Replying to the debate on the National Rural Employment Guarantee Act (NREGA), Rural Development Minister Raghuvansh Prasad Singh said the scheme had been an unqualified success, which was evident from the fact that the UPA government had extended it from the initial 200 districts to cover all the districts of the country.
''We will consider increasing the assured employment to rural families from 100 days a year to 200 days once the scheme is fully implemented in the country,'' the Minister said.
A health insurance for the rural poor was also under the consideration of the Government, he informed the House.
Dr Singh said the NREGA, which had been praised by the UN, had greatly succeeded in checking distress migration from rural to urban areas, creating permanent assets and generating employment opportunities in villages.
''It is a strong and effective step for eradicating poverty and would go a long way in positioning India as a developed country by 2020,'' he asserted.
The minister also trashed the charges of misuse and diversion of funds under the scheme, saying the Government had put in place effective monitoring mechanisms in the states and at district levels for its effective implementation.

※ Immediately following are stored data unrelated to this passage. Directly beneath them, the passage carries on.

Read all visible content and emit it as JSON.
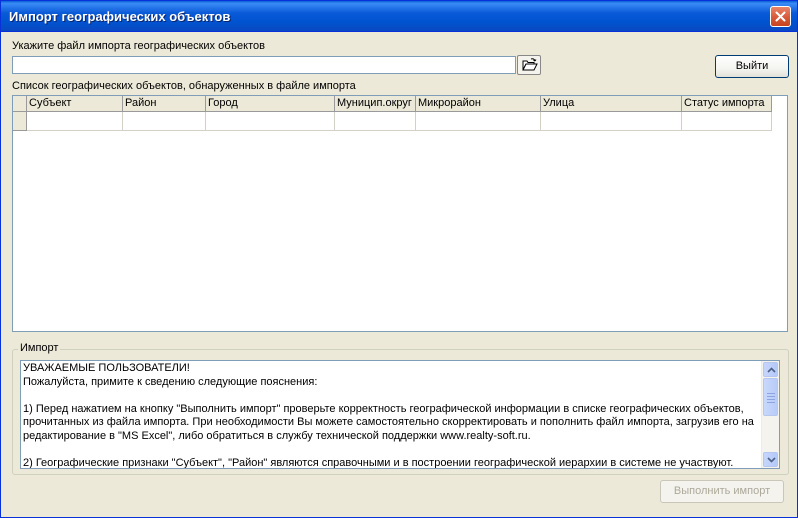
{
  "window": {
    "title": "Импорт географических объектов"
  },
  "file_section": {
    "label": "Укажите файл импорта географических объектов",
    "input_value": "",
    "browse_icon": "open-folder-icon"
  },
  "exit_button": "Выйти",
  "list_section": {
    "label": "Список географических объектов, обнаруженных в файле импорта",
    "columns": [
      "Субъект",
      "Район",
      "Город",
      "Муницип.округ",
      "Микрорайон",
      "Улица",
      "Статус импорта"
    ],
    "rows": [
      [
        "",
        "",
        "",
        "",
        "",
        "",
        ""
      ]
    ]
  },
  "import_group": {
    "title": "Импорт",
    "memo_lines": [
      "УВАЖАЕМЫЕ ПОЛЬЗОВАТЕЛИ!",
      "Пожалуйста, примите к сведению следующие пояснения:",
      "",
      "1) Перед нажатием на кнопку \"Выполнить импорт\" проверьте корректность географической информации в списке географических объектов,",
      "прочитанных из файла импорта. При необходимости Вы можете самостоятельно скорректировать и пополнить файл импорта, загрузив его на",
      "редактирование в \"MS Excel\", либо обратиться в службу технической поддержки www.realty-soft.ru.",
      "",
      "2) Географические признаки \"Субъект\", \"Район\" являются справочными и в построении географической иерархии в системе не участвуют."
    ]
  },
  "run_import_button": "Выполнить импорт"
}
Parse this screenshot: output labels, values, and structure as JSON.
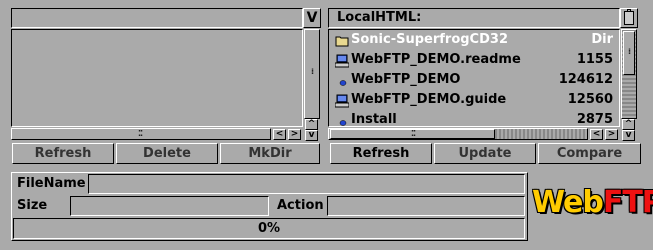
{
  "left_pane": {
    "path": "",
    "dropdown_label": "V",
    "buttons": [
      "Refresh",
      "Delete",
      "MkDir"
    ]
  },
  "right_pane": {
    "path": "LocalHTML:",
    "files": [
      {
        "name": "Sonic-SuperfrogCD32",
        "size": "Dir",
        "date": "0",
        "icon": "folder-icon",
        "dim": true
      },
      {
        "name": "WebFTP_DEMO.readme",
        "size": "1155",
        "date": "1",
        "icon": "computer-icon",
        "dim": false
      },
      {
        "name": "WebFTP_DEMO",
        "size": "124612",
        "date": "1",
        "icon": "program-icon",
        "dim": false
      },
      {
        "name": "WebFTP_DEMO.guide",
        "size": "12560",
        "date": "1",
        "icon": "computer-icon",
        "dim": false
      },
      {
        "name": "Install",
        "size": "2875",
        "date": "2",
        "icon": "program-icon",
        "dim": false
      }
    ],
    "buttons": [
      "Refresh",
      "Update",
      "Compare"
    ]
  },
  "transfer": {
    "filename_label": "FileName",
    "filename_value": "",
    "size_label": "Size",
    "size_value": "",
    "action_label": "Action",
    "action_value": "",
    "progress_text": "0%",
    "progress": 0
  },
  "logo": {
    "part1": "Web",
    "part2": "FTP",
    "color1": "#ffcc00",
    "color2": "#ee1111"
  },
  "scroll_arrows": {
    "left": "<",
    "right": ">",
    "up": "^",
    "down": "v"
  }
}
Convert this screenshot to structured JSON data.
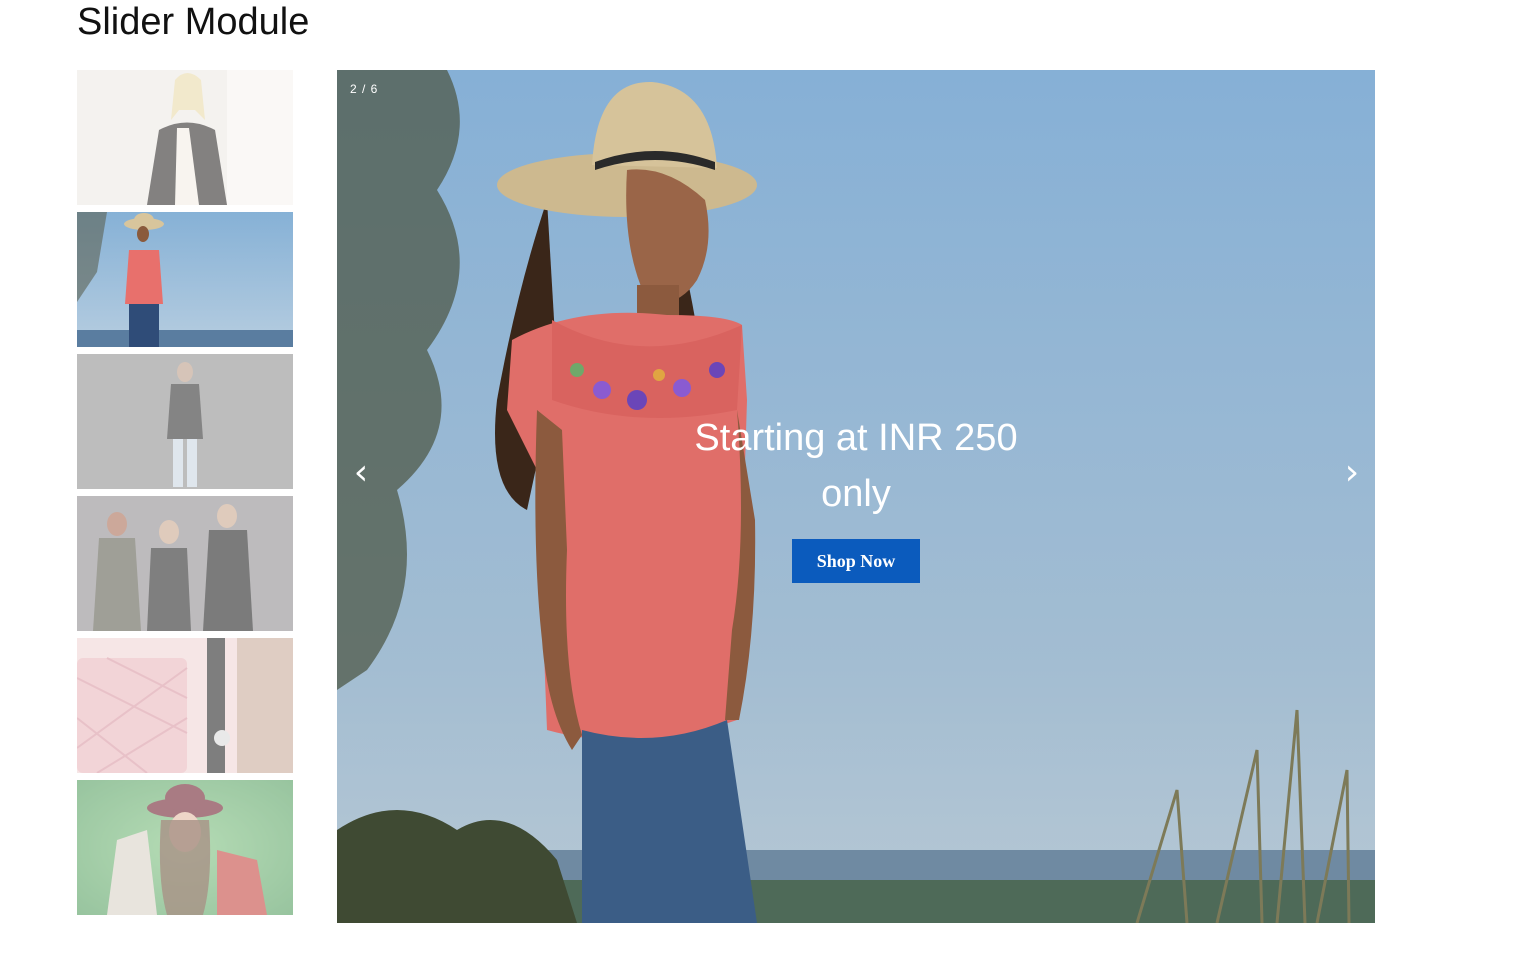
{
  "page": {
    "title": "Slider Module"
  },
  "slider": {
    "counter": "2 / 6",
    "caption": "Starting at INR 250 only",
    "cta_label": "Shop Now",
    "prev_label": "‹",
    "next_label": "›",
    "active_index": 2,
    "total": 6
  },
  "thumbnails": [
    {
      "name": "woman-blazer"
    },
    {
      "name": "woman-hat-coral-top",
      "active": true
    },
    {
      "name": "woman-black-jacket"
    },
    {
      "name": "three-women-group"
    },
    {
      "name": "quilted-handbag"
    },
    {
      "name": "woman-burgundy-hat"
    }
  ],
  "colors": {
    "cta": "#0b5bbd",
    "sky": "#8fb5d6",
    "coral_top": "#e8706c"
  }
}
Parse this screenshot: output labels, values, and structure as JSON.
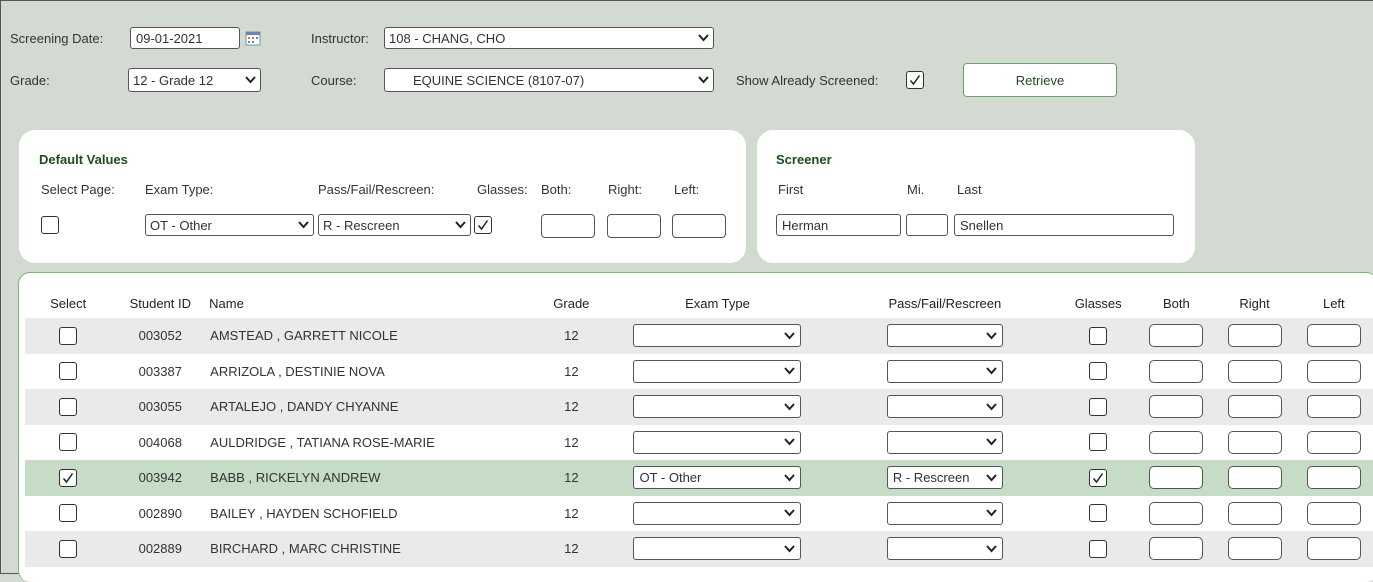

He said in view of the Prime Minister's directive, 30 independent studies on the implementation of the scheme were made, and these included the IIM, Bangalore, the G B Pant Institute and Centre of Budget and Government, Jawaharlal Nehru University.
''Most of these reports have commended the scheme for checking distress migration, ensuring high involvement of women and forcing state governments to periodically revise minimum wages,'' he said.
Dr Singh said he had also asked the Comptroller and Auditor General (CAG) to give reports on the scheme's implementation in each and every district.
''There are some shortcomings, which have to be removed, but the allegations of misuse and diversion of funds are baseless,'' he argued.
The Minister pointed out that the scheme, in particular, had succeeded in providing micro irrigation facilities, land development and rural connectivity through roads.
The poor sections of the people, especially SCs and STs, had immensely benefited from the Government's flagship scheme, which had also played an important role in empowerment of women, he said.
In this connection, he said banks would have to play an important role. ''I have urged Finance Minister P Chidambaram to allow opening of more banks in rural areas, which is a must in combating rural poverty.'' The Minister said the scheme was implemented in 130 districts in the second phase, which had now been extended to cover all the districts.
Listing the tangible benefits of the scheme, he said 2.10 crore people were provided employment during 2006-07. A total of 90 crore employment days were provided to the poor families in 200 districts.
''The scheme is progressing satisfactorily and is poised to become a landmark in the country's fight against gigantic poverty,'' he said.